Trois experts pour tout le Québec
«C’est une question de choix de société: est-ce qu’on veut arrêter juste les gens qui sont saouls morts?» demande monsieur Robitaille. Pour l’instant, 80 % des personnes qui se font pincer plaident coupables. Mais si elles savaient qu’il existe une multitude de défenses possibles, on risquerait de voir bon nombre d’entre elles devant le juge.
Encore faut-il en avoir les moyens, rappelle cependant Jean-Pierre Robitaille. Ce type de procès peut facilement durer de un à deux ans. Il faut alors payer avocats et experts.
Pour les plus fortunés, il semble néanmoins que le jeu en vaille le coup. Selon monsieur Robitaille, seulement trois experts du Laboratoire de sciences judiciaires sont habilités à témoigner. Vu le nombre de causes, on imagine bien qu’ils n’assistent pas à toutes. «C’est sûr que la défense profite de ça», convient-il.
Au nombre de ces avocats qui exploitent les ratés du système, on retrouve maître Serge Goulet. Vous vous souvenez du juge acquitté parce qu’il avait fait nettoyer son dentier avec un solvant par un denturologiste (sic)? C’était un de ses clients.
«La pub dit: "L’alcool au volant, c’est criminel. Point final." Cette pub, c’est de la foutaise, dit l’avocat. Ce n’est pas point final. Un individu a le droit à une défense juste et équitable.»
Pour Serge Goulet, l’une des meilleures défenses est celle dite du dernier verre. Explications: vous avez «calé» vos consommations juste avant de prendre le volant. Vous êtes arrêté. Le policier attend les vingt minutes réglementaires avant de vous soumettre à l’alcootest et vous échouez. Facile à contester puisque l’alcool n’était pas encore digéré lors de l’interception! Nul besoin de contredire l’alcootest. Le doute est semé. Vous êtes acquitté. Attention! Pas si vous avez un taux de cinq fois la limite permise.

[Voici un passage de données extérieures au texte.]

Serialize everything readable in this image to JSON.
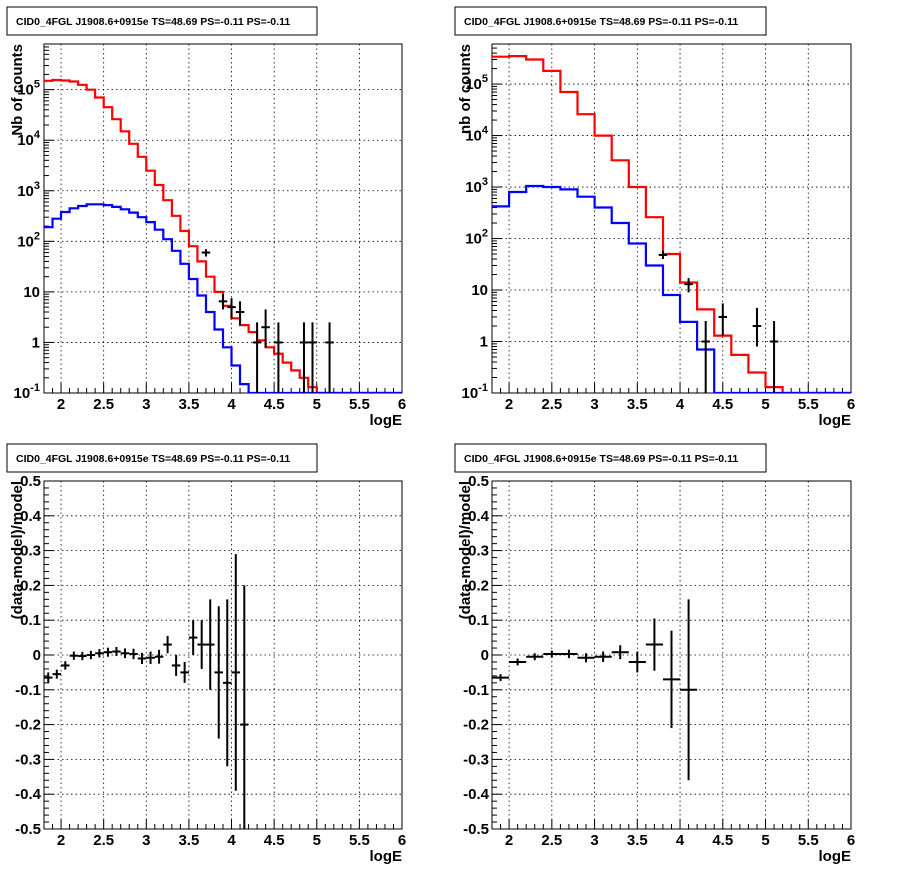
{
  "figure": {
    "background": "#ffffff"
  },
  "chart_data": [
    {
      "type": "line",
      "title": "CID0_4FGL J1908.6+0915e TS=48.69 PS=-0.11 PS=-0.11",
      "xlabel": "logE",
      "ylabel": "Nb of counts",
      "xlim": [
        1.8,
        6.0
      ],
      "ylim": [
        0.1,
        800000
      ],
      "yscale": "log",
      "grid": true,
      "xticks": [
        "2",
        "2.5",
        "3",
        "3.5",
        "4",
        "4.5",
        "5",
        "5.5",
        "6"
      ],
      "yticks": [
        "10^-1",
        "1",
        "10",
        "10^2",
        "10^3",
        "10^4",
        "10^5"
      ],
      "series": [
        {
          "kind": "step",
          "color": "#ff0000",
          "x": [
            1.8,
            1.9,
            2.0,
            2.1,
            2.2,
            2.3,
            2.4,
            2.5,
            2.6,
            2.7,
            2.8,
            2.9,
            3.0,
            3.1,
            3.2,
            3.3,
            3.4,
            3.5,
            3.6,
            3.7,
            3.8,
            3.9,
            4.0,
            4.1,
            4.2,
            4.3,
            4.4,
            4.5,
            4.6,
            4.7,
            4.8,
            4.9,
            5.0
          ],
          "values": [
            150000,
            155000,
            152000,
            145000,
            125000,
            100000,
            70000,
            45000,
            26000,
            15000,
            8500,
            4700,
            2500,
            1300,
            650,
            320,
            160,
            80,
            40,
            20,
            10,
            5.3,
            3.0,
            2.2,
            1.6,
            1.1,
            0.8,
            0.6,
            0.4,
            0.28,
            0.2,
            0.13,
            0.1
          ]
        },
        {
          "kind": "step",
          "color": "#0000ff",
          "x": [
            1.8,
            1.9,
            2.0,
            2.1,
            2.2,
            2.3,
            2.4,
            2.5,
            2.6,
            2.7,
            2.8,
            2.9,
            3.0,
            3.1,
            3.2,
            3.3,
            3.4,
            3.5,
            3.6,
            3.7,
            3.8,
            3.9,
            4.0,
            4.1,
            4.2
          ],
          "values": [
            190,
            280,
            380,
            450,
            500,
            540,
            540,
            520,
            480,
            430,
            370,
            300,
            240,
            170,
            110,
            65,
            36,
            18,
            8.5,
            4.0,
            1.8,
            0.8,
            0.35,
            0.15,
            0.1
          ]
        },
        {
          "kind": "errorbar",
          "color": "#000000",
          "points": [
            {
              "x": 3.7,
              "y": 60,
              "lo": 50,
              "hi": 70
            },
            {
              "x": 3.9,
              "y": 6.5,
              "lo": 4.5,
              "hi": 9
            },
            {
              "x": 4.0,
              "y": 5,
              "lo": 3,
              "hi": 7.5
            },
            {
              "x": 4.1,
              "y": 4,
              "lo": 2.2,
              "hi": 6.5
            },
            {
              "x": 4.3,
              "y": 1,
              "lo": 0.1,
              "hi": 2.5
            },
            {
              "x": 4.4,
              "y": 2,
              "lo": 0.8,
              "hi": 4.5
            },
            {
              "x": 4.55,
              "y": 1,
              "lo": 0.1,
              "hi": 2.5
            },
            {
              "x": 4.85,
              "y": 1,
              "lo": 0.1,
              "hi": 2.5
            },
            {
              "x": 4.95,
              "y": 1,
              "lo": 0.1,
              "hi": 2.5
            },
            {
              "x": 5.15,
              "y": 1,
              "lo": 0.1,
              "hi": 2.5
            }
          ]
        }
      ]
    },
    {
      "type": "line",
      "title": "CID0_4FGL J1908.6+0915e TS=48.69 PS=-0.11 PS=-0.11",
      "xlabel": "logE",
      "ylabel": "nb of counts",
      "xlim": [
        1.8,
        6.0
      ],
      "ylim": [
        0.1,
        600000
      ],
      "yscale": "log",
      "grid": true,
      "xticks": [
        "2",
        "2.5",
        "3",
        "3.5",
        "4",
        "4.5",
        "5",
        "5.5",
        "6"
      ],
      "yticks": [
        "10^-1",
        "1",
        "10",
        "10^2",
        "10^3",
        "10^4",
        "10^5"
      ],
      "series": [
        {
          "kind": "step",
          "color": "#ff0000",
          "x": [
            1.8,
            2.0,
            2.2,
            2.4,
            2.6,
            2.8,
            3.0,
            3.2,
            3.4,
            3.6,
            3.8,
            4.0,
            4.2,
            4.4,
            4.6,
            4.8,
            5.0,
            5.2
          ],
          "values": [
            340000,
            350000,
            300000,
            180000,
            70000,
            26000,
            10000,
            3300,
            1000,
            260,
            50,
            14,
            4.2,
            1.3,
            0.55,
            0.25,
            0.13,
            0.1
          ]
        },
        {
          "kind": "step",
          "color": "#0000ff",
          "x": [
            1.8,
            2.0,
            2.2,
            2.4,
            2.6,
            2.8,
            3.0,
            3.2,
            3.4,
            3.6,
            3.8,
            4.0,
            4.2,
            4.4
          ],
          "values": [
            420,
            800,
            1050,
            1000,
            900,
            650,
            400,
            200,
            80,
            30,
            8,
            2.4,
            0.7,
            0.1
          ]
        },
        {
          "kind": "errorbar",
          "color": "#000000",
          "points": [
            {
              "x": 3.8,
              "y": 48,
              "lo": 40,
              "hi": 58
            },
            {
              "x": 4.1,
              "y": 13,
              "lo": 9,
              "hi": 17
            },
            {
              "x": 4.3,
              "y": 1,
              "lo": 0.1,
              "hi": 2.5
            },
            {
              "x": 4.5,
              "y": 3,
              "lo": 1.3,
              "hi": 5.5
            },
            {
              "x": 4.9,
              "y": 2,
              "lo": 0.8,
              "hi": 4.5
            },
            {
              "x": 5.1,
              "y": 1,
              "lo": 0.1,
              "hi": 2.5
            }
          ]
        }
      ]
    },
    {
      "type": "scatter",
      "title": "CID0_4FGL J1908.6+0915e TS=48.69 PS=-0.11 PS=-0.11",
      "xlabel": "logE",
      "ylabel": "(data-model)/model",
      "xlim": [
        1.8,
        6.0
      ],
      "ylim": [
        -0.5,
        0.5
      ],
      "grid": true,
      "xticks": [
        "2",
        "2.5",
        "3",
        "3.5",
        "4",
        "4.5",
        "5",
        "5.5",
        "6"
      ],
      "yticks": [
        "-0.5",
        "-0.4",
        "-0.3",
        "-0.2",
        "-0.1",
        "0",
        "0.1",
        "0.2",
        "0.3",
        "0.4",
        "0.5"
      ],
      "series": [
        {
          "kind": "errorbar",
          "color": "#000000",
          "halfwidth": 0.05,
          "points": [
            {
              "x": 1.85,
              "y": -0.065,
              "err": 0.015
            },
            {
              "x": 1.95,
              "y": -0.055,
              "err": 0.013
            },
            {
              "x": 2.05,
              "y": -0.03,
              "err": 0.012
            },
            {
              "x": 2.15,
              "y": -0.002,
              "err": 0.012
            },
            {
              "x": 2.25,
              "y": -0.003,
              "err": 0.012
            },
            {
              "x": 2.35,
              "y": 0.0,
              "err": 0.012
            },
            {
              "x": 2.45,
              "y": 0.005,
              "err": 0.012
            },
            {
              "x": 2.55,
              "y": 0.008,
              "err": 0.013
            },
            {
              "x": 2.65,
              "y": 0.01,
              "err": 0.013
            },
            {
              "x": 2.75,
              "y": 0.005,
              "err": 0.014
            },
            {
              "x": 2.85,
              "y": 0.003,
              "err": 0.015
            },
            {
              "x": 2.95,
              "y": -0.01,
              "err": 0.016
            },
            {
              "x": 3.05,
              "y": -0.008,
              "err": 0.018
            },
            {
              "x": 3.15,
              "y": -0.005,
              "err": 0.02
            },
            {
              "x": 3.25,
              "y": 0.03,
              "err": 0.025
            },
            {
              "x": 3.35,
              "y": -0.03,
              "err": 0.03
            },
            {
              "x": 3.45,
              "y": -0.05,
              "err": 0.03
            },
            {
              "x": 3.55,
              "y": 0.05,
              "err": 0.05
            },
            {
              "x": 3.65,
              "y": 0.03,
              "err": 0.07
            },
            {
              "x": 3.75,
              "y": 0.03,
              "err": 0.13
            },
            {
              "x": 3.85,
              "y": -0.05,
              "err": 0.19
            },
            {
              "x": 3.95,
              "y": -0.08,
              "err": 0.24
            },
            {
              "x": 4.05,
              "y": -0.05,
              "err": 0.34
            },
            {
              "x": 4.15,
              "y": -0.2,
              "err": 0.4
            }
          ]
        }
      ]
    },
    {
      "type": "scatter",
      "title": "CID0_4FGL J1908.6+0915e TS=48.69 PS=-0.11 PS=-0.11",
      "xlabel": "logE",
      "ylabel": "(data-model)/model",
      "xlim": [
        1.8,
        6.0
      ],
      "ylim": [
        -0.5,
        0.5
      ],
      "grid": true,
      "xticks": [
        "2",
        "2.5",
        "3",
        "3.5",
        "4",
        "4.5",
        "5",
        "5.5",
        "6"
      ],
      "yticks": [
        "-0.5",
        "-0.4",
        "-0.3",
        "-0.2",
        "-0.1",
        "0",
        "0.1",
        "0.2",
        "0.3",
        "0.4",
        "0.5"
      ],
      "series": [
        {
          "kind": "errorbar",
          "color": "#000000",
          "halfwidth": 0.1,
          "points": [
            {
              "x": 1.9,
              "y": -0.065,
              "err": 0.01
            },
            {
              "x": 2.1,
              "y": -0.02,
              "err": 0.01
            },
            {
              "x": 2.3,
              "y": -0.005,
              "err": 0.01
            },
            {
              "x": 2.5,
              "y": 0.003,
              "err": 0.01
            },
            {
              "x": 2.7,
              "y": 0.003,
              "err": 0.012
            },
            {
              "x": 2.9,
              "y": -0.008,
              "err": 0.013
            },
            {
              "x": 3.1,
              "y": -0.005,
              "err": 0.015
            },
            {
              "x": 3.3,
              "y": 0.008,
              "err": 0.02
            },
            {
              "x": 3.5,
              "y": -0.02,
              "err": 0.03
            },
            {
              "x": 3.7,
              "y": 0.03,
              "err": 0.075
            },
            {
              "x": 3.9,
              "y": -0.07,
              "err": 0.14
            },
            {
              "x": 4.1,
              "y": -0.1,
              "err": 0.26
            }
          ]
        }
      ]
    }
  ]
}
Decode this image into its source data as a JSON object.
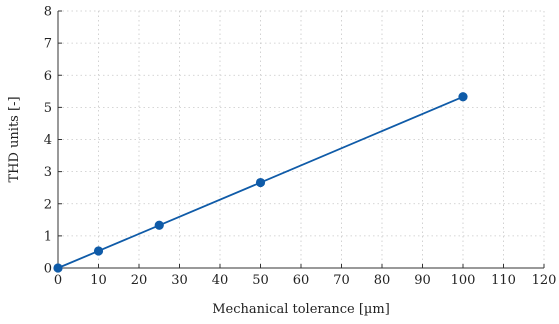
{
  "chart_data": {
    "type": "line",
    "xlabel": "Mechanical tolerance [µm]",
    "ylabel": "THD units [-]",
    "xlim": [
      0,
      120
    ],
    "ylim": [
      0,
      8
    ],
    "xticks": [
      0,
      10,
      20,
      30,
      40,
      50,
      60,
      70,
      80,
      90,
      100,
      110,
      120
    ],
    "yticks": [
      0,
      1,
      2,
      3,
      4,
      5,
      6,
      7,
      8
    ],
    "grid": true,
    "series": [
      {
        "x": [
          0,
          10,
          25,
          50,
          100
        ],
        "y": [
          0,
          0.53,
          1.33,
          2.66,
          5.33
        ],
        "color": "#0f5ba8",
        "marker": "circle"
      }
    ]
  }
}
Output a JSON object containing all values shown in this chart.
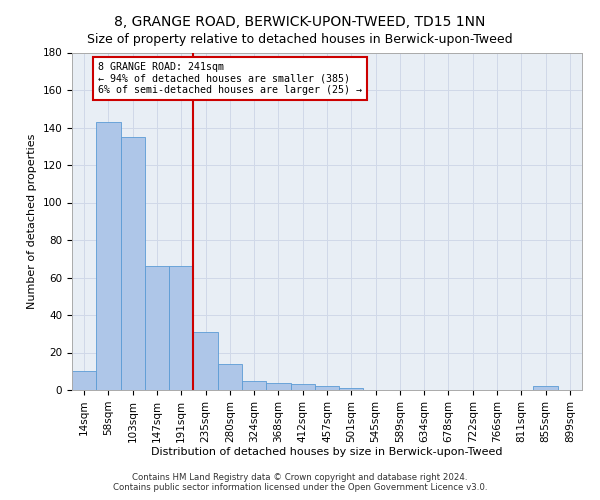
{
  "title": "8, GRANGE ROAD, BERWICK-UPON-TWEED, TD15 1NN",
  "subtitle": "Size of property relative to detached houses in Berwick-upon-Tweed",
  "xlabel": "Distribution of detached houses by size in Berwick-upon-Tweed",
  "ylabel": "Number of detached properties",
  "categories": [
    "14sqm",
    "58sqm",
    "103sqm",
    "147sqm",
    "191sqm",
    "235sqm",
    "280sqm",
    "324sqm",
    "368sqm",
    "412sqm",
    "457sqm",
    "501sqm",
    "545sqm",
    "589sqm",
    "634sqm",
    "678sqm",
    "722sqm",
    "766sqm",
    "811sqm",
    "855sqm",
    "899sqm"
  ],
  "values": [
    10,
    143,
    135,
    66,
    66,
    31,
    14,
    5,
    4,
    3,
    2,
    1,
    0,
    0,
    0,
    0,
    0,
    0,
    0,
    2,
    0
  ],
  "bar_color": "#aec6e8",
  "bar_edge_color": "#5b9bd5",
  "vline_index": 5,
  "annotation_line1": "8 GRANGE ROAD: 241sqm",
  "annotation_line2": "← 94% of detached houses are smaller (385)",
  "annotation_line3": "6% of semi-detached houses are larger (25) →",
  "annotation_box_color": "#ffffff",
  "annotation_border_color": "#cc0000",
  "vline_color": "#cc0000",
  "ylim": [
    0,
    180
  ],
  "yticks": [
    0,
    20,
    40,
    60,
    80,
    100,
    120,
    140,
    160,
    180
  ],
  "grid_color": "#d0d8e8",
  "bg_color": "#e8eef5",
  "title_fontsize": 10,
  "axis_fontsize": 7.5,
  "footer1": "Contains HM Land Registry data © Crown copyright and database right 2024.",
  "footer2": "Contains public sector information licensed under the Open Government Licence v3.0."
}
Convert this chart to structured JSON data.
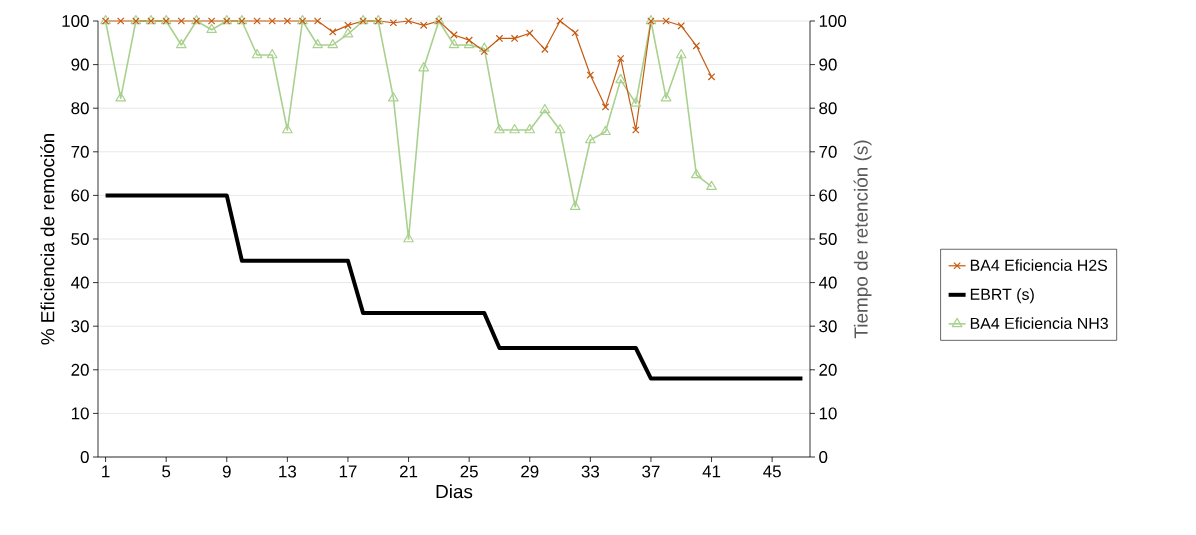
{
  "chart_data": {
    "type": "line",
    "xlabel": "Dias",
    "ylabel": "% Eficiencia de remoción",
    "y2label": "Tiempo de retención (s)",
    "x": [
      1,
      2,
      3,
      4,
      5,
      6,
      7,
      8,
      9,
      10,
      11,
      12,
      13,
      14,
      15,
      16,
      17,
      18,
      19,
      20,
      21,
      22,
      23,
      24,
      25,
      26,
      27,
      28,
      29,
      30,
      31,
      32,
      33,
      34,
      35,
      36,
      37,
      38,
      39,
      40,
      41,
      42,
      43,
      44,
      45,
      46,
      47
    ],
    "series": [
      {
        "name": "BA4 Eficiencia H2S",
        "color": "#c55a11",
        "marker": "cross",
        "values": [
          100,
          100,
          100,
          100,
          100,
          100,
          100,
          100,
          100,
          100,
          100,
          100,
          100,
          100,
          100,
          97.5,
          99,
          100,
          100,
          99.6,
          100,
          99,
          100,
          96.8,
          95.6,
          93,
          96,
          96,
          97.2,
          93.5,
          100,
          97.3,
          87.6,
          80.3,
          91.4,
          75,
          100,
          100,
          98.9,
          94.3,
          87.2,
          null,
          null,
          null,
          null,
          null,
          null
        ]
      },
      {
        "name": "EBRT (s)",
        "color": "#000000",
        "marker": "none",
        "axis": "y2",
        "values": [
          60,
          60,
          60,
          60,
          60,
          60,
          60,
          60,
          60,
          45,
          45,
          45,
          45,
          45,
          45,
          45,
          45,
          33,
          33,
          33,
          33,
          33,
          33,
          33,
          33,
          33,
          25,
          25,
          25,
          25,
          25,
          25,
          25,
          25,
          25,
          25,
          18,
          18,
          18,
          18,
          18,
          18,
          18,
          18,
          18,
          18,
          18
        ]
      },
      {
        "name": "BA4 Eficiencia NH3",
        "color": "#a9d18e",
        "marker": "triangle",
        "values": [
          100,
          82.3,
          100,
          100,
          100,
          94.5,
          100,
          98,
          100,
          100,
          92.2,
          92.2,
          75,
          100,
          94.5,
          94.5,
          97,
          100,
          100,
          82.3,
          50,
          89.2,
          100,
          94.5,
          94.5,
          93.7,
          75,
          75,
          75,
          79.6,
          75,
          57.4,
          72.7,
          74.6,
          86.5,
          81.1,
          100,
          82.3,
          92.2,
          64.7,
          62,
          null,
          null,
          null,
          null,
          null,
          null
        ]
      }
    ],
    "xlim": [
      0.5,
      47.5
    ],
    "xticks": [
      1,
      5,
      9,
      13,
      17,
      21,
      25,
      29,
      33,
      37,
      41,
      45
    ],
    "ylim": [
      0,
      100
    ],
    "yticks": [
      0,
      10,
      20,
      30,
      40,
      50,
      60,
      70,
      80,
      90,
      100
    ],
    "y2lim": [
      0,
      100
    ],
    "y2ticks": [
      0,
      10,
      20,
      30,
      40,
      50,
      60,
      70,
      80,
      90,
      100
    ],
    "grid": "y",
    "legend": "right"
  }
}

Petites recommandations de monsieur Goulet, en passant. Inutile de manger des cigarettes ou du beurre d’arachide. Ça risque de vous rendre malade pour rien. Oubliez aussi le rince-bouche. Inefficace.
Notons finalement que le sergent Pierre Angers du service de la sécurité routière à la SQ certifie que les appareils utilisés sont très fiables, mais que la SQ les changera pour un modèle plus récent d’ici l’automne ou le début de 2001.